Another source of uncertainty stems from the fact that many Ghanaians have more than one mobile money account. It’s very expensive to make cross-network payments, so it’s common for people to use multiple accounts with different providers to match networks with different payees. What happens if someone transfers 100 Cedis on one network and another 100 Cedis on a different network, both on the same day? How will the second service provider know about the first transfer?
There’s nothing specific about monitoring in the Act but the (perhaps-surprising) answer seems to be that government will monitor every payment made by every individual on all their accounts, every day. So, when the Guidelines say: “Everyone has a daily tax-free threshold (Limit) GHS 100 – that is every person will be able to send up to GHS 100 a day without the payment of the Levy” the government seems set to make sure the limitation sticks: “This accrues to a person (individual or entity) who has updated his/her records with the Charging Entities using Ghana Card PIN or Taxpayer Identification Number (TIN)”.

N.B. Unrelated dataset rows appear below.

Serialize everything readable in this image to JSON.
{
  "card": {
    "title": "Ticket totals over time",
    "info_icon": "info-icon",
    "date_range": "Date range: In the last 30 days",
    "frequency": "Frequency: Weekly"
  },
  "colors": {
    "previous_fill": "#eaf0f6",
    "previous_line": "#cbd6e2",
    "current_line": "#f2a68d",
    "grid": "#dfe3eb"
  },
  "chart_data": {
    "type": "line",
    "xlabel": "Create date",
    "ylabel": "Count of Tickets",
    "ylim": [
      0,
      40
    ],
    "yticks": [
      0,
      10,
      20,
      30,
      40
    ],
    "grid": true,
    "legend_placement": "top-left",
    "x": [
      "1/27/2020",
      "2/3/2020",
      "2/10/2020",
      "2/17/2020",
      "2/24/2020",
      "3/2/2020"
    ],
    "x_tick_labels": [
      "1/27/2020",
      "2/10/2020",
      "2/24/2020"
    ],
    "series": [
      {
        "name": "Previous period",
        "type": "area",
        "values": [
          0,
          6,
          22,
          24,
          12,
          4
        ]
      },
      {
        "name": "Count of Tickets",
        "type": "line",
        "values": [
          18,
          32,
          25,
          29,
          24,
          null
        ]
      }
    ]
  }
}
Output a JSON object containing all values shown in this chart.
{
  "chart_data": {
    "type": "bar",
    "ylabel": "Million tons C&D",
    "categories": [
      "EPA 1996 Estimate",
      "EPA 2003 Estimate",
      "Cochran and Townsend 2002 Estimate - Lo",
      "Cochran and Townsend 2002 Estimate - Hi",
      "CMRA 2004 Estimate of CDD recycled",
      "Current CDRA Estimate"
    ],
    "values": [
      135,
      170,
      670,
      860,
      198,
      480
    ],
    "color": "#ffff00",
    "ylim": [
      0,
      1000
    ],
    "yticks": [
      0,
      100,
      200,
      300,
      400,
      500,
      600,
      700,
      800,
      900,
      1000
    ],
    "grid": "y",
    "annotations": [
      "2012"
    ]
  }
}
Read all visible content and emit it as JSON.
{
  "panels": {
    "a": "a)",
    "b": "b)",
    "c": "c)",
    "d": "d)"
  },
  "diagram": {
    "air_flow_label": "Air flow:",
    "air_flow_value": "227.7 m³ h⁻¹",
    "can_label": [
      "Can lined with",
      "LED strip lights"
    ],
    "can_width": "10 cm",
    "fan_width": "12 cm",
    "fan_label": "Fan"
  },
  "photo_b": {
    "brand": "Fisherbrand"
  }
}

There will apparently be another piece of GRA “middleware” to store and track all the electronic transfers reported by everyone in Ghana every day, to police the 100 Cedis Levy-free limit. It seems likely that a lot of people will find this level of reporting and monitoring quite intrusive and decide that cash is still king after all. Can this really be implemented through Administrative Guidelines, under Section 9 of the Act rather than being shown transparently on the face of the legislation? And can it really be implemented satisfactorily in practice, or will there be a multiplicity of errors?
Further clarification required
These are just a few of the many questions that remain to be answered. With luck, someone knows what the policy intent is and will add it into Guidelines. Ideally, we’ll see some clarification in the next few days. But it would be much better if it was all clear in the law itself. It’s great to have simple, straightforward language and a very short Act – but only if it is clear how the law works. Otherwise, people will be frustrated, and the courts will be clogged up with dispute after dispute. Even if the Supreme Court decides that the Act meets the constitutional requirements, it seems there is a long way to go before any of us really know what it means and how it’s going to work.